I have a huge set of binary strings, all of the same length. I know the 1 step neighborhood of every binary string (meaning, all the other binary strings that differ by only 1 bit). This relationships essentially creates a graph. Now, starting from any node in the graph, I would like to know what is the minimum number of steps I have to take before I reach a differing node based on some derived value (not based on the binary string. I'm using some dummy function GetABC() in my example below). If we meet a dead end before finding a different node, we assume the minimum number of steps to reach a different node is infinite. A dead end is when no new nodes can be visited (based on the history of visited nodes). If our entire population has the same derived value, then the worst case is we would visit every node then return infinite (-1).
My first attempt was using recursive function and keeping track of all visited nodes through the recursion by passing a reference to a vector of visited nodes. It worked with small dataset, but with 1 million binary string I ran into stack overflow error (literally).
Then, I refactored my code to run in loops instead by building iteratively the set of neighbors to visit then going over all of them and check if any has a different derived value (GetABC()), then start again from all the neighbors we just visited. Again, works on a small dataset but with 1 million records my code has been running for 4 days and still hasn't completed (using parallel for_each on 12 threads to do this analysis on all nodes).

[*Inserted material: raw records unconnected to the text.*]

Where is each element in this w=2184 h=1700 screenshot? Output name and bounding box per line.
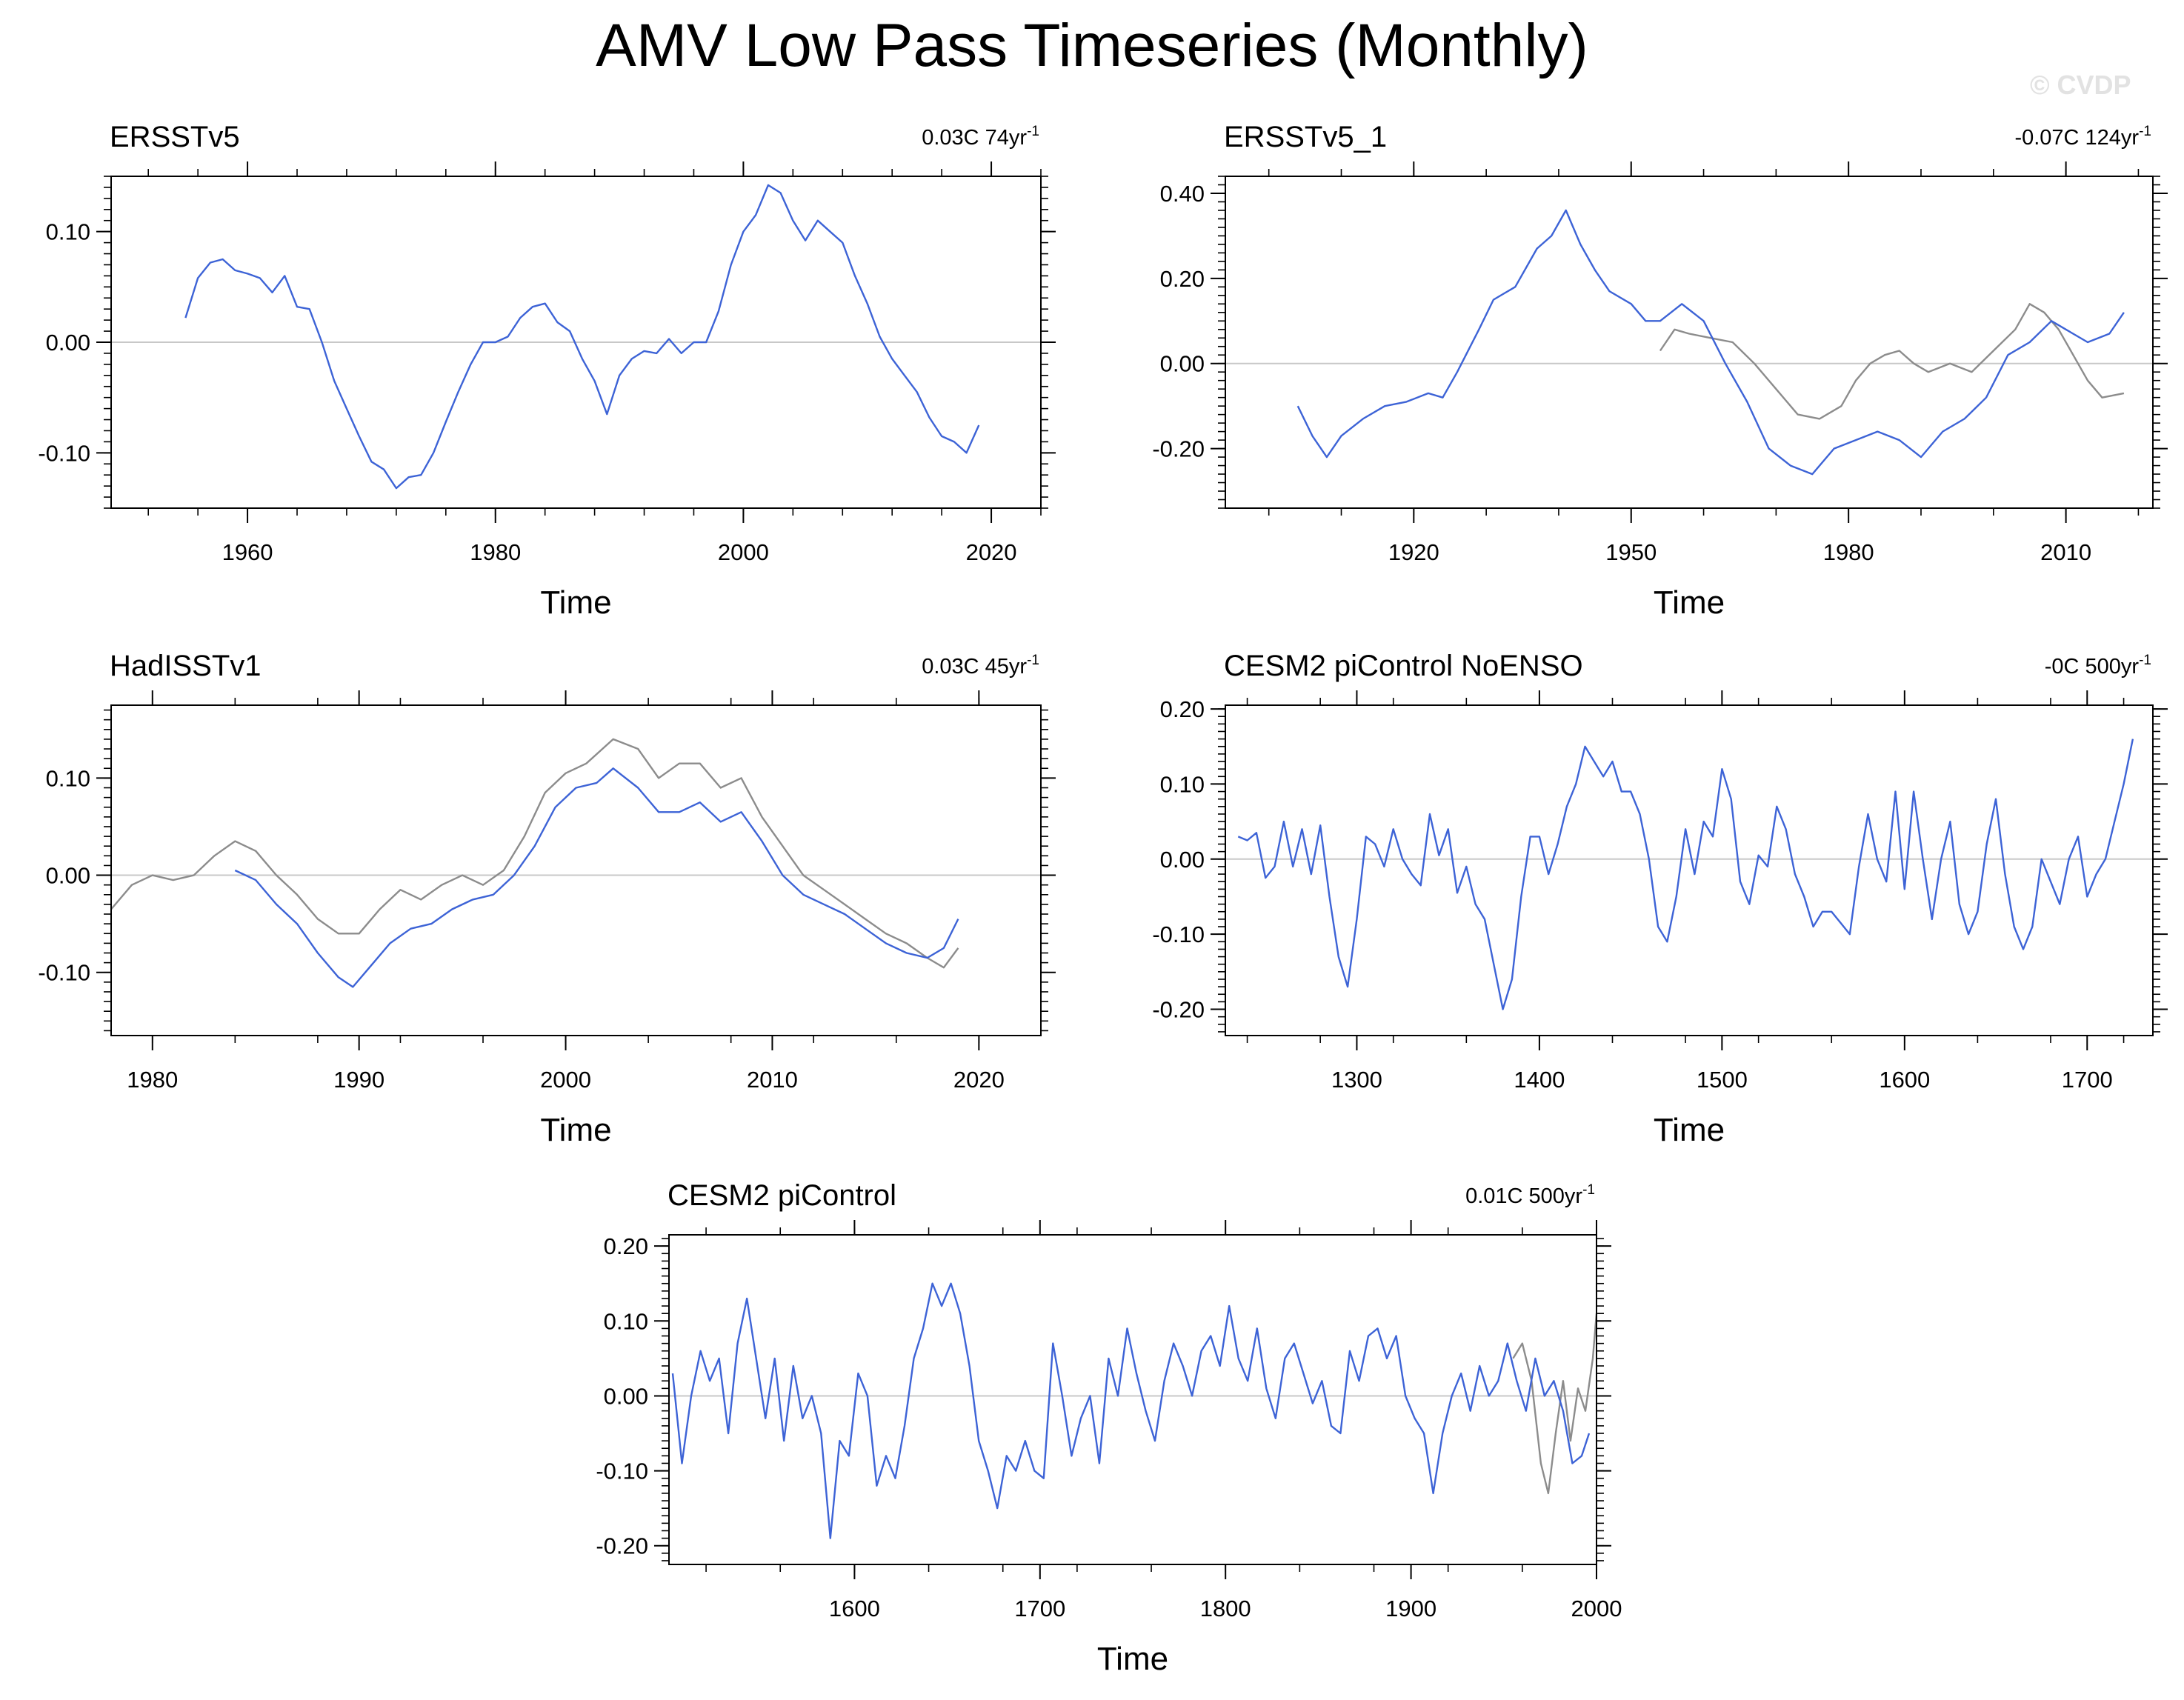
trend-stat: 0.03C 74yr-1 xyxy=(922,124,1039,150)
series-line-secondary xyxy=(1659,303,2125,420)
y-tick-label: 0.10 xyxy=(604,1308,648,1334)
x-tick-label: 1400 xyxy=(1514,1067,1565,1093)
panel-title: ERSSTv5 xyxy=(110,121,240,153)
chart-panel: -0.10 0.00 0.10 1980 1990 2000 2010 2020 HadISST… xyxy=(38,650,1056,1148)
y-tick-label: 0.00 xyxy=(1160,351,1205,377)
x-tick-label: 2000 xyxy=(718,539,769,565)
panel-title: CESM2 piControl xyxy=(667,1179,896,1212)
x-tick-label: 1960 xyxy=(222,539,273,565)
plot-frame xyxy=(1225,176,2154,509)
plot-frame xyxy=(668,1234,1597,1565)
x-tick-label: 1500 xyxy=(1697,1067,1748,1093)
x-tick-label: 2020 xyxy=(953,1067,1005,1093)
x-tick-label: 2020 xyxy=(966,539,1017,565)
y-tick-label: -0.20 xyxy=(1152,997,1205,1023)
y-tick-label: 0.00 xyxy=(46,330,90,356)
series-line-primary xyxy=(1237,739,2134,1010)
chart-panel: -0.20 -0.10 0.00 0.10 0.20 1300 1400 1500 1600 17… xyxy=(1152,650,2168,1148)
chart-panel: -0.20 -0.10 0.00 0.10 0.20 1600 1700 1800 1900 20… xyxy=(596,1179,1622,1677)
trend-stat-exponent: -1 xyxy=(1027,124,1039,139)
chart-panel: -0.20 0.00 0.20 0.40 1920 1950 1980 2010 ERSSTv5… xyxy=(1152,121,2168,621)
panel-title: ERSSTv5_1 xyxy=(1224,121,1387,153)
x-tick-label: 1600 xyxy=(829,1596,880,1621)
y-tick-label: 0.10 xyxy=(46,765,90,791)
x-tick-label: 1990 xyxy=(333,1067,384,1093)
x-axis-label: Time xyxy=(540,1112,611,1148)
y-tick-label: 0.10 xyxy=(46,219,90,245)
x-tick-label: 1980 xyxy=(127,1067,178,1093)
watermark: © CVDP xyxy=(2030,70,2131,100)
x-tick-label: 1980 xyxy=(1823,539,1874,565)
y-tick-label: -0.10 xyxy=(596,1459,648,1484)
y-tick-label: -0.20 xyxy=(1152,436,1205,462)
x-tick-label: 1980 xyxy=(470,539,521,565)
trend-stat: -0C 500yr-1 xyxy=(2045,653,2151,679)
plot-frame xyxy=(1225,704,2154,1036)
y-tick-label: 0.40 xyxy=(1160,181,1205,207)
x-axis-label: Time xyxy=(1654,584,1725,621)
series-line-primary xyxy=(671,1282,1591,1539)
x-tick-label: 1950 xyxy=(1605,539,1657,565)
panel-title: HadISSTv1 xyxy=(110,650,262,682)
trend-stat: 0.01C 500yr-1 xyxy=(1465,1182,1595,1208)
x-tick-label: 1700 xyxy=(2062,1067,2113,1093)
plot-frame xyxy=(110,176,1042,509)
y-tick-label: 0.20 xyxy=(1160,696,1205,722)
x-axis-label: Time xyxy=(1654,1112,1725,1148)
y-tick-label: 0.00 xyxy=(1160,847,1205,873)
trend-stat-exponent: -1 xyxy=(2139,653,2151,668)
series-line-primary xyxy=(1296,209,2125,476)
x-axis-label: Time xyxy=(1097,1641,1168,1677)
y-tick-label: -0.10 xyxy=(1152,921,1205,947)
trend-stat: 0.03C 45yr-1 xyxy=(922,653,1039,679)
x-tick-label: 1700 xyxy=(1014,1596,1065,1621)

//Previously had this function as a recursive algorithm, but it triggered stack overflow on big dataset
int MyClass::FindDifferentNodeInNeighborhood2(uint64_t node_hash) {
std::vector<uint64_t> visited;//init empty visited vector
visited.push_back(node_hash);
int level = 0;
bool found_diff_node = false;
std::unordered_map<int, std::vector<std::pair<uint64_t, uint64_t>>> to_visit;//<level, vec<node_to_visit, parent_node>>
to_visit[level].push_back(std::make_pair(node_hash, 0));//0 because no parent. Not used in first loop anyway so the value doesn't matter
while (!found_diff_node && !to_visit[level].empty()) {
for (auto n : to_visit[level]) {
//_negihborhood is a member variable of MyClass defined as
//std::unordered_map<uint64_t, std::unordered_set<uint64_t>> _neighborhood;
for (const auto neighbor : _neighborhood[n.first]) {
//make sure we didn't visit this neighbor already
if (std::find(visited.begin(), visited.end(), neighbor) == visited.end()) {
//if not, add to next set of node to visit
to_visit[level + 1].push_back(std::make_pair(neighbor, n.first));
}
}
}
level++;
for (auto n : to_visit[level]) {
//auto node = n.first;
//auto parent = n.second;
visited.push_back(n.first);
//_population is the map of the actual binary strings objects
//We retrieve the object using it's hash
//GetABC() is just a function that gets a specific value from the node
if (_population[n.first].GetABC() != _population[n.second].GetABC()) {
found_diff_node = true;
break;
}
}
}
if (!found_diff_node) {
return -1;
}
return level;
}
I will debug further to see if it's not an issue with infinite loop, but I thought I should ask here if I'm not overlooking some easy algorithm that could achieve this.
thanks
Found out my first loops where adding the same node multiple times since from the set of nodes to visit it is very likely that some of them have a few neighbors in common. Easily fixed by erasing duplicates in the set of nodes to visit next. I also implemented the suggestions made in the other answer. Here is the result:
int MyClass::FindDifferentNodeInNeighborhood2(uint64_t node_hash) {
std::unordered_set<uint64_t> visited;//init empty visited vector
visited.insert(node_hash);
int level = 0;
bool found_diff_node = false;
std::vector<std::pair<uint64_t, uint64_t>> visit_now;
std::vector<std::pair<uint64_t, uint64_t>> visit_next;
visit_now.emplace_back(std::make_pair(node_hash, 0));
while (!found_diff_node && !visit_now.empty()) {
for (auto n : visit_now) {
for (const auto neighbor : _neighborhood[n.first]) {
if(visited.find(neighbor) == visited.end()){
visit_next.emplace_back(std::make_pair(neighbor, n.first));
}
}
}
level++;
//Remove duplicates
std::sort(visit_next.begin(), visit_next.end());
visit_next.erase(std::unique(visit_next.begin(), visit_next.end()), visit_next.end());
visit_now.clear();
visit_now = std::move(visit_next);
visit_next.clear();
for (auto n : visit_now) {
visited.insert(n.first);
if (_population[n.first].GetABC() != _population[n.second].GetABC()) {
found_diff_node = true;
break;
}
}
}
if (!found_diff_node) {
return -1;
}
return level;
}